Profielen gebruiken met Microsoft Adaptive Hub
Een profiel is een set knopacties die u hebt geconfigureerd. Meer informatie over de verschillende profielen, hoe u ertussen kunt schakelen en meer.
Voordat je begint
Als u profielen wilt instellen, moet u de Microsoft Accessoirecentrum op uw pc installeren. Als u deze wilt downloaden, gaat u naar Microsoft Accessoirecentrum downloaden.
Wat zijn profielen?
Een profiel is een set knopacties die u hebt geconfigureerd voor gebruik met uw apparaat. Er zijn twee verschillende soorten profielen:
-
Apparaatprofielen (Profiel 1, Profiel 2, Profiel 3)
-
Een apparaatprofiel is een set knopacties die van toepassing is op alle apps en navigatie op uw apparaat.
-
De knopacties zijn hetzelfde, ongeacht welke app u gebruikt.
-
Het kan worden aangepast voor elk apparaat dat u gebruikt met uw Adaptive Hub.
-
-
App-profielen (profiel 0)
-
Een app-profiel is een set knopacties die van toepassing is op een specifieke app.
-
Deze set knopacties is alleen van toepassing op die app.
-
App-profielen worden toegepast op gekoppelde pc's waarop de Microsoft Accessoirecentrum is geïnstalleerd.
-
App-profielen zijn hetzelfde op alle pc's die worden gebruikt met uw Adaptive Hub. Dit betekent dat een app zoals Microsoft Teams hetzelfde app-profiel heeft wanneer u uw Adaptive Hub gebruikt met een andere pc.
-
Een apparaatprofiel toevoegen
Zodra u uw Adaptive Hub op uw pc hebt aangesloten, kunt u een profiel instellen. Zie How to use Microsoft Adaptive Hub (Microsoft Adaptive Hub gebruiken) voor meer informatie over het aansluiten van uw Adaptive Hub op uw pc.
U kunt als volgt een profiel instellen:
-
Selecteer Stert en open Microsoft Accessoirecentrum.
-
Selecteer Microsoft Adaptive Hub.
-
Selecteer Alle verbonden apparaten in de lijst met apparaten. Of selecteer Bluetooth-apparaat 1, 2, 3 of USB-apparaat om een profiel te maken voor een specifiek verbonden apparaat.
-
-
Nadat u een apparaat hebt gekozen, selecteert u de profiellijst. Als u voor het eerst een profiel instelt, wordt mogelijk Profiel 0 (app-profielen) weergegeven.
-
Selecteer Profiel toevoegen.
-
Selecteer Profiel 1, Profiel 2 of Profiel 3 om het te configureren.

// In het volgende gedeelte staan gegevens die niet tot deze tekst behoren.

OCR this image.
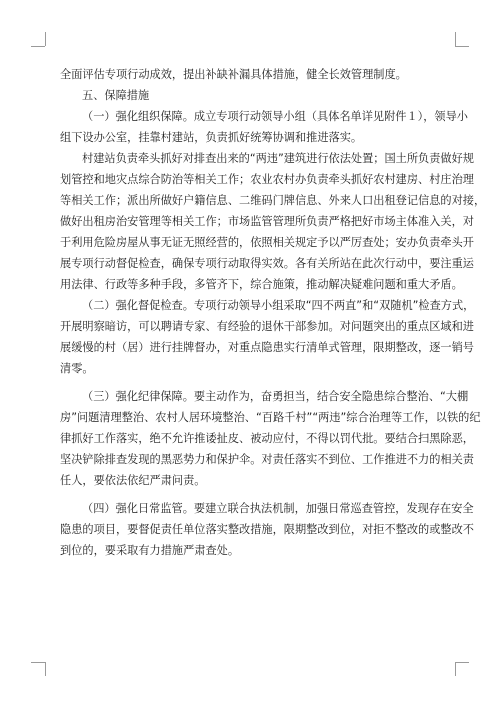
全面评估专项行动成效，提出补缺补漏具体措施，健全长效管理制度。
五、保障措施
（一）强化组织保障。成立专项行动领导小组（具体名单详见附件１），领导小
组下设办公室，挂靠村建站，负责抓好统筹协调和推进落实。
村建站负责牵头抓好对排查出来的“两违”建筑进行依法处置；国土所负责做好规
划管控和地灾点综合防治等相关工作；农业农村办负责牵头抓好农村建房、村庄治理
等相关工作；派出所做好户籍信息、二维码门牌信息、外来人口出租登记信息的对接，
做好出租房治安管理等相关工作；市场监管管理所负责严格把好市场主体准入关，对
于利用危险房屋从事无证无照经营的，依照相关规定予以严厉查处；安办负责牵头开
展专项行动督促检查，确保专项行动取得实效。各有关所站在此次行动中，要注重运
用法律、行政等多种手段，多管齐下，综合施策，推动解决疑难问题和重大矛盾。
（二）强化督促检查。专项行动领导小组采取“四不两直”和“双随机”检查方式，
开展明察暗访，可以聘请专家、有经验的退休干部参加。对问题突出的重点区域和进
展缓慢的村（居）进行挂牌督办，对重点隐患实行清单式管理，限期整改，逐一销号
清零。
（三）强化纪律保障。要主动作为，奋勇担当，结合安全隐患综合整治、“大棚
房”问题清理整治、农村人居环境整治、“百路千村”“两违”综合治理等工作，以铁的纪
律抓好工作落实，绝不允许推诿扯皮、被动应付，不得以罚代批。要结合扫黑除恶，
坚决铲除排查发现的黑恶势力和保护伞。对责任落实不到位、工作推进不力的相关责
任人，要依法依纪严肃问责。
（四）强化日常监管。要建立联合执法机制，加强日常巡查管控，发现存在安全
隐患的项目，要督促责任单位落实整改措施，限期整改到位，对拒不整改的或整改不
到位的，要采取有力措施严肃查处。
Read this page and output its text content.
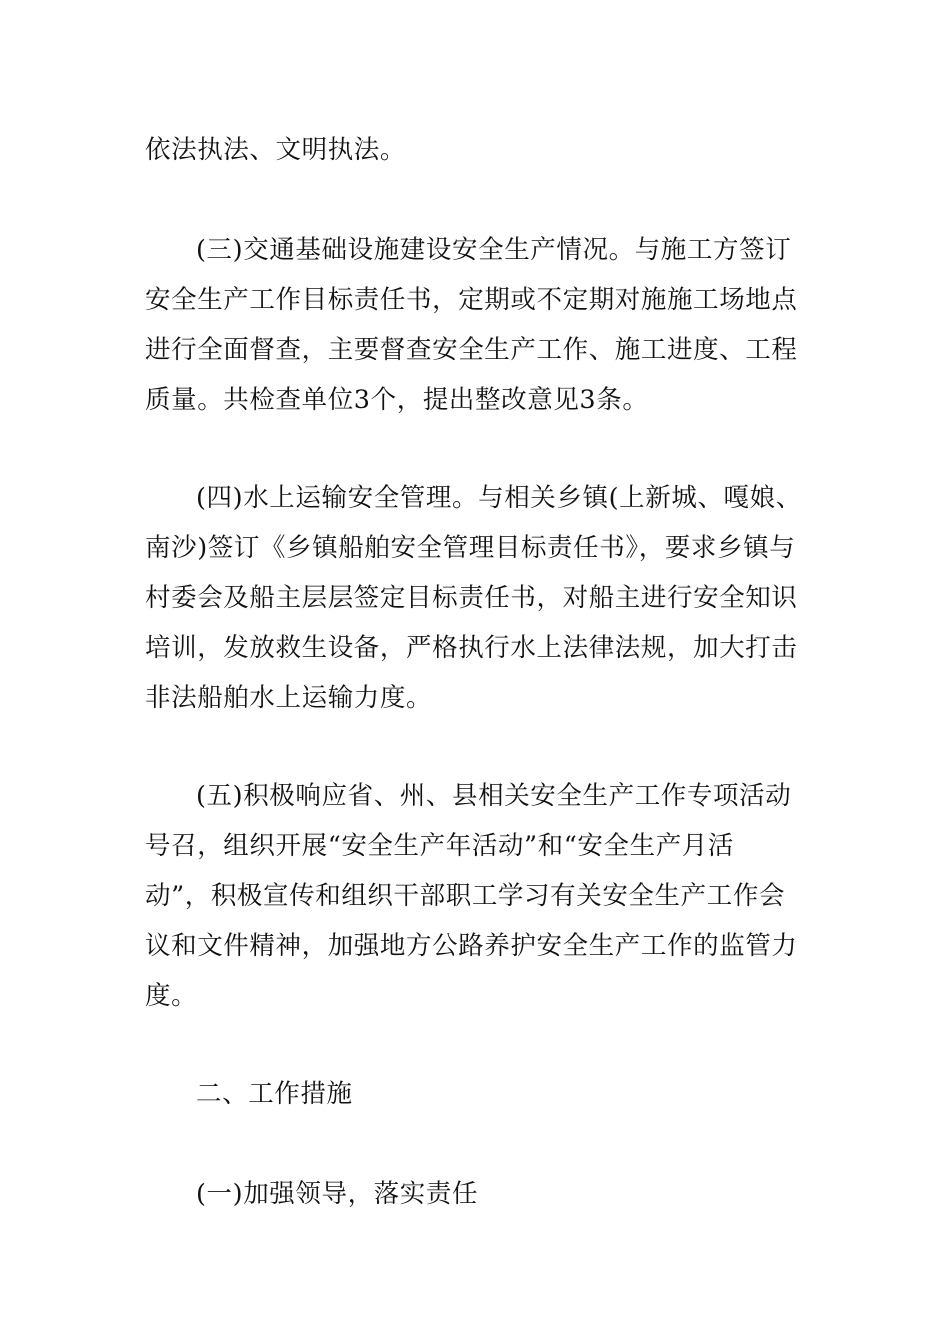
依法执法、文明执法。

(三)交通基础设施建设安全生产情况。与施工方签订
安全生产工作目标责任书，定期或不定期对施施工场地点
进行全面督查，主要督查安全生产工作、施工进度、工程
质量。共检查单位3个，提出整改意见3条。

(四)水上运输安全管理。与相关乡镇(上新城、嘎娘、
南沙)签订《乡镇船舶安全管理目标责任书》，要求乡镇与
村委会及船主层层签定目标责任书，对船主进行安全知识
培训，发放救生设备，严格执行水上法律法规，加大打击
非法船舶水上运输力度。

(五)积极响应省、州、县相关安全生产工作专项活动
号召，组织开展“安全生产年活动”和“安全生产月活
动”，积极宣传和组织干部职工学习有关安全生产工作会
议和文件精神，加强地方公路养护安全生产工作的监管力
度。

二、工作措施

(一)加强领导，落实责任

Als u dit profiel later wilt bewerken, selecteert u het in de profiellijst.
Een app-profiel toevoegen
U kunt als volgt een app-profiel instellen:
-
Selecteer Start en open Microsoft Accessoirecentrum.
-
Selecteer Microsoft Adaptive Hub.
-
Selecteer Alle verbonden apparaten in de lijst met apparaten.
-
Nadat u een apparaat hebt gekozen, selecteert u de profiellijst. Als u voor het eerst een profiel instelt, wordt mogelijk Profiel 0 (app-profielen) weergegeven.
-
Selecteer een app om deze te configureren.
-
Als u dit profiel later wilt bewerken, selecteert u het in de profiellijst.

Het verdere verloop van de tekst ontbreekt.